AnvilEcho, which is delivered through BlackSmith, has been described as a likely successor to the PowerShell implants known as CharmPower, GorjolEcho, POWERSTAR, and PowerLess. BlackSmith is also designed to display a decoy document as a distraction mechanism.

Notably, the “BlackSmith” name also overlaps with a browser-stealing component that Volexity described earlier this year in connection with a campaign that saw BASICSTAR distributed in attacks targeting well-known individuals doing business in the Middle East.

“AnvilEcho is a PowerShell Trojan with extensive functionality,” Proofpoint said. “AnvilEcho’s capabilities indicate a clear focus on intelligence gathering and exfiltration.”

Key features include system exploration, screenshots, downloading remote files, and uploading confidential data via FTP and Dropbox.

“TA453 phishing campaigns (…) consistently reflect IRGC intelligence priorities,” Proofpoint researcher Joshua Miller said in a statement shared with The Hacker News.

“This malware deployment that attempts to target a prominent Jewish figure is likely supporting ongoing Iranian cyberattacks against Israeli interests. TA453 is persistently consistent as a persistent threat to politicians, human rights defenders, dissidents, and academics.”

The findings come days after HarfangLab revealed a new Go-based malware strain dubbed Cyclops, which may have been developed as a sequel to another Charming Kitten backdoor codenamed BellaCiao, indicating that the adversary is actively restructuring its arsenal in response to public revelations. Early samples of the malware date back to December 2023.

“The goal is to reverse-tunnel a REST API to its command-and-control (C2) server to control the target machines,” the French cybersecurity firm said. “This allows operators to execute arbitrary commands, manipulate the target’s file system, and use the infected machine to run on the network.”

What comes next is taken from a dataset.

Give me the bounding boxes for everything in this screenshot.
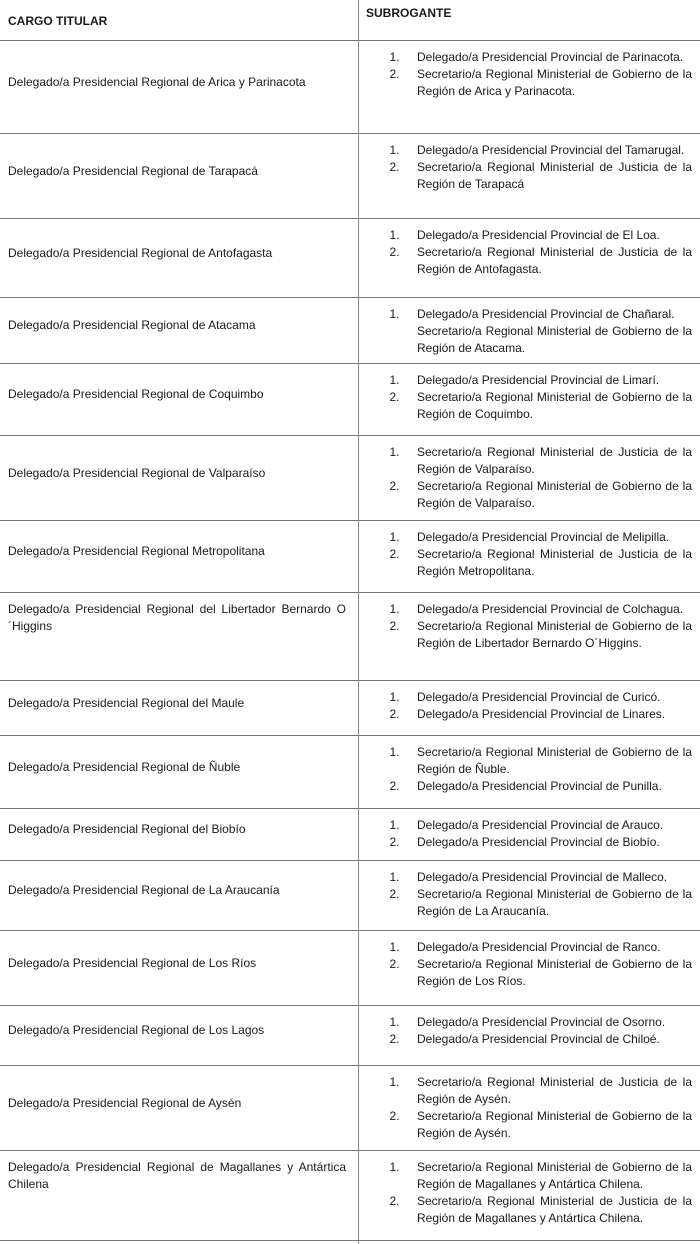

It is believed that threat actors used Cyclops to target a non-profit organization that supports innovation and entrepreneurship in Lebanon, and a telecommunications company in Afghanistan. The exact entry route used for the attacks is currently unknown.

“The choice of Go for the Cyclops malware has a few implications,” HarfangLab said. “First, it confirms the popularity of this language among malware developers. Second, the initial low number of detections for this sample indicates that Go programs can still pose a challenge to security solutions.”

“And finally, it’s possible that macOS and Linux variants of Cyclops are also built on the same codebase and we have yet to find them.”